Open nhanpotter opened 4 years ago
Yes, this current method is very inefficient, but I realised it quite late and did not have a chance to address it.
I think the best way is to use a spell checker. There are two ways that you can use it:
In the 2 functions create_embedding_matrix
and word_embed_meta_data
and replace the manual exception handling.
Before the answers are added into the database so that those in the database are already with the correct spelling so there is no need to check the spelling every time the model is trained.
I believe NLTK has spell checker library that can correct misspellings or you can also use pyspellchecker, but I don't know how they work so I'm not sure which library works best.
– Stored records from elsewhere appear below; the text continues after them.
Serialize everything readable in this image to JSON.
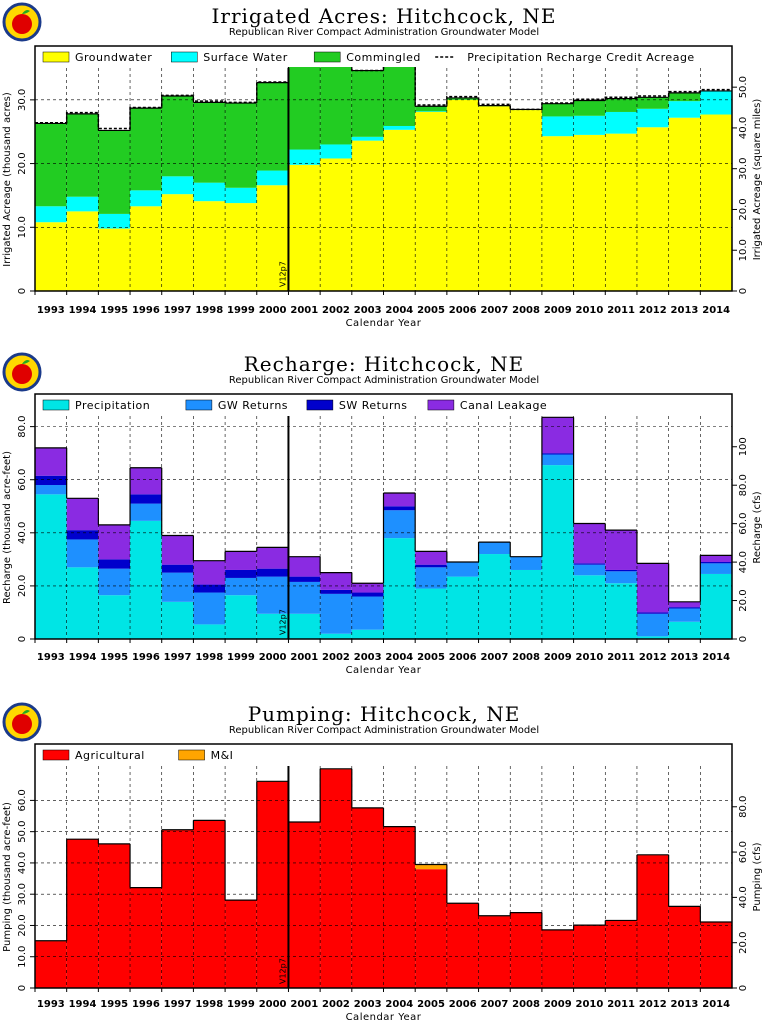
{
  "years": [
    "1993",
    "1994",
    "1995",
    "1996",
    "1997",
    "1998",
    "1999",
    "2000",
    "2001",
    "2002",
    "2003",
    "2004",
    "2005",
    "2006",
    "2007",
    "2008",
    "2009",
    "2010",
    "2011",
    "2012",
    "2013",
    "2014"
  ],
  "colors": {
    "groundwater": "#ffff00",
    "surface_water": "#00ffff",
    "commingled": "#22cc22",
    "precipitation": "#00e5e5",
    "gw_returns": "#1e90ff",
    "sw_returns": "#0000cc",
    "canal_leakage": "#8a2be2",
    "agricultural": "#ff0000",
    "mi": "#ffa500"
  },
  "chart_data": [
    {
      "type": "area",
      "title": "Irrigated Acres: Hitchcock, NE",
      "subtitle": "Republican River Compact Administration Groundwater Model",
      "xlabel": "Calendar Year",
      "ylabel": "Irrigated Acreage (thousand acres)",
      "ylabel2": "Irrigated Acreage (square miles)",
      "ylim": [
        0,
        35
      ],
      "y2lim": [
        0,
        54.7
      ],
      "yticks": [
        "0",
        "10.0",
        "20.0",
        "30.0"
      ],
      "y2ticks": [
        "0",
        "10.0",
        "20.0",
        "30.0",
        "40.0",
        "50.0"
      ],
      "stacked": true,
      "grid": true,
      "legend_position": "top",
      "marker_label": "V12p7",
      "marker_after_year": "2000",
      "series": [
        {
          "name": "Groundwater",
          "color_key": "groundwater",
          "values": [
            10.8,
            12.5,
            9.8,
            13.3,
            15.2,
            14.1,
            13.8,
            16.6,
            19.8,
            20.8,
            23.6,
            25.3,
            28.1,
            30.0,
            29.0,
            28.4,
            24.3,
            24.5,
            24.7,
            25.7,
            27.2,
            27.7
          ]
        },
        {
          "name": "Surface Water",
          "color_key": "surface_water",
          "values": [
            2.5,
            2.3,
            2.3,
            2.5,
            2.8,
            2.9,
            2.4,
            2.3,
            2.4,
            2.2,
            0.6,
            0.6,
            0.1,
            0.0,
            0.0,
            0.0,
            3.1,
            3.0,
            3.4,
            2.9,
            2.6,
            3.7
          ]
        },
        {
          "name": "Commingled",
          "color_key": "commingled",
          "values": [
            13.0,
            13.0,
            13.1,
            12.9,
            12.6,
            12.6,
            13.3,
            13.8,
            14.3,
            13.0,
            10.4,
            11.6,
            0.8,
            0.3,
            0.1,
            0.1,
            2.0,
            2.4,
            2.1,
            1.8,
            1.3,
            0.0
          ]
        },
        {
          "name": "Precipitation Recharge Credit Acreage",
          "color_key": "line",
          "style": "dashed",
          "values": [
            26.4,
            28.0,
            25.5,
            28.8,
            30.7,
            29.8,
            29.6,
            32.8,
            36.7,
            36.1,
            34.6,
            37.6,
            29.2,
            30.5,
            29.3,
            28.5,
            29.5,
            30.1,
            30.4,
            30.6,
            31.3,
            31.6
          ]
        }
      ]
    },
    {
      "type": "area",
      "title": "Recharge: Hitchcock, NE",
      "subtitle": "Republican River Compact Administration Groundwater Model",
      "xlabel": "Calendar Year",
      "ylabel": "Recharge (thousand acre-feet)",
      "ylabel2": "Recharge (cfs)",
      "ylim": [
        0,
        84
      ],
      "y2lim": [
        0,
        116
      ],
      "yticks": [
        "0",
        "20.0",
        "40.0",
        "60.0",
        "80.0"
      ],
      "y2ticks": [
        "0",
        "20.0",
        "40.0",
        "60.0",
        "80.0",
        "100"
      ],
      "stacked": true,
      "grid": true,
      "legend_position": "top",
      "marker_label": "V12p7",
      "marker_after_year": "2000",
      "series": [
        {
          "name": "Precipitation",
          "color_key": "precipitation",
          "values": [
            54.5,
            27.0,
            16.5,
            44.5,
            14.0,
            5.5,
            16.5,
            9.5,
            9.5,
            2.0,
            3.5,
            38.0,
            19.0,
            23.5,
            32.0,
            26.0,
            65.5,
            24.0,
            21.0,
            1.0,
            6.5,
            24.5
          ]
        },
        {
          "name": "GW Returns",
          "color_key": "gw_returns",
          "values": [
            3.5,
            10.5,
            10.0,
            6.5,
            11.0,
            12.0,
            6.5,
            14.0,
            12.0,
            15.0,
            12.5,
            10.5,
            8.0,
            5.5,
            4.5,
            5.0,
            4.0,
            4.0,
            4.5,
            8.5,
            5.0,
            4.0
          ]
        },
        {
          "name": "SW Returns",
          "color_key": "sw_returns",
          "values": [
            3.5,
            3.5,
            3.5,
            3.5,
            3.0,
            3.0,
            3.0,
            3.0,
            2.0,
            1.5,
            1.5,
            1.5,
            1.0,
            0.0,
            0.0,
            0.0,
            0.5,
            0.5,
            0.5,
            0.5,
            0.5,
            0.5
          ]
        },
        {
          "name": "Canal Leakage",
          "color_key": "canal_leakage",
          "values": [
            10.5,
            12.0,
            13.0,
            10.0,
            11.0,
            9.0,
            7.0,
            8.0,
            7.5,
            6.5,
            3.5,
            5.0,
            5.0,
            0.0,
            0.0,
            0.0,
            13.5,
            15.0,
            15.0,
            18.5,
            2.0,
            2.5
          ]
        }
      ]
    },
    {
      "type": "bar",
      "title": "Pumping: Hitchcock, NE",
      "subtitle": "Republican River Compact Administration Groundwater Model",
      "xlabel": "Calendar Year",
      "ylabel": "Pumping (thousand acre-feet)",
      "ylabel2": "Pumping (cfs)",
      "ylim": [
        0,
        71
      ],
      "y2lim": [
        0,
        98
      ],
      "yticks": [
        "0",
        "10.0",
        "20.0",
        "30.0",
        "40.0",
        "50.0",
        "60.0"
      ],
      "y2ticks": [
        "0",
        "20.0",
        "40.0",
        "60.0",
        "80.0"
      ],
      "stacked": true,
      "grid": true,
      "legend_position": "top",
      "marker_label": "V12p7",
      "marker_after_year": "2000",
      "series": [
        {
          "name": "Agricultural",
          "color_key": "agricultural",
          "values": [
            15.0,
            47.5,
            46.0,
            32.0,
            50.5,
            53.5,
            28.0,
            66.0,
            53.0,
            70.0,
            57.5,
            51.5,
            38.0,
            27.0,
            23.0,
            24.0,
            18.5,
            20.0,
            21.5,
            42.5,
            26.0,
            21.0
          ]
        },
        {
          "name": "M&I",
          "color_key": "mi",
          "values": [
            0.1,
            0.1,
            0.1,
            0.1,
            0.1,
            0.1,
            0.1,
            0.1,
            0.1,
            0.1,
            0.1,
            0.1,
            1.5,
            0.1,
            0.1,
            0.1,
            0.1,
            0.1,
            0.1,
            0.1,
            0.1,
            0.1
          ]
        }
      ]
    }
  ]
}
It reminds me there was also another issue when the student answers are O(n) or big O or some other mathematical terms. If I remember correctly, the answer will be "o n" after pre-processing and it will raise an exception since "o" and "n" are not in the dictionary. So, I suggest you add a new case to those two functions that will translate the commonly used terms, such as O(n), into natural words that the model can embed.
Do you think it is better to also use Stemming and Lemmatization?
Yes, stemming and lemmatization can improve the performance, but I don't think it will address this issue completely.
I saw in these 2 functions
create_embedding_matrix
andword_embed_meta_data
manually handle the exception cases from the dataset you're using. However, if another dataset is used, there will be more exception cases and I think it is inefficient to handle these in a manual way. May I ask do you have any ideas on how to resolve this?